Tags: Fern Britton,weight loss,women's bodies and the media 

2 responses so far

  • 1 Laura Johnson // Jul 1, 2008 at 8:39 pm

    I think Fern looks fantastic, however, I do think she should have been honest about her band. I had a gastric band done last August (2007) and have lost just under 5 stone. I have never hidden how I have lost the weight because my conscience would not allow me to lie!! When someone says to you “wow! what weight you’ve lost, you look fab – how did you do it??” to tell them “diet and excercise is a blatent lie. I think that’s what people are more disappointed with in Fern, not the fact she has had it but the fact that she has not been 100% honest as to how she lost her weight. Don’t get me wrong, having been through it too, it’s no easy way out, she looks brill, she should be proud of what she has done, and not be ashamed or embarrased. Laura Johnson, Inverness

  • 2 Coreen Jans // Nov 2, 2010 at 8:43 pm

    I buy two fashion magazines a year – Simply You spring/summer and winter/autumn. It gives you classics, trends, accessories and colour combinations. I am over 50 and love fashion. I will not buy into women’s magazines that actively trash celebs for weight loss, or anything else. Personally I find it hypercritical rubbish and I’m just not interested. Various media, especially women’s magazines, do so much damage to the, sometimes, vulnerable egos of women unnecessarily. Why should anyone tell you how they have lost weight, or gained it.
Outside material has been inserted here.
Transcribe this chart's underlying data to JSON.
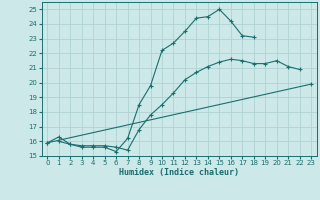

The boost should be “Wow, don’t they look great” not enviable “How did they get to look like that?” Good on Fern for doing what she wanted to do without asking her ‘publics’ permission – where are we going with this! Modern women seem to have lost the ‘art’ of enjoying fashion and colour, whatever the size. Why would anyone clap their hands for reading about somebody elses intimate struggles – beats me.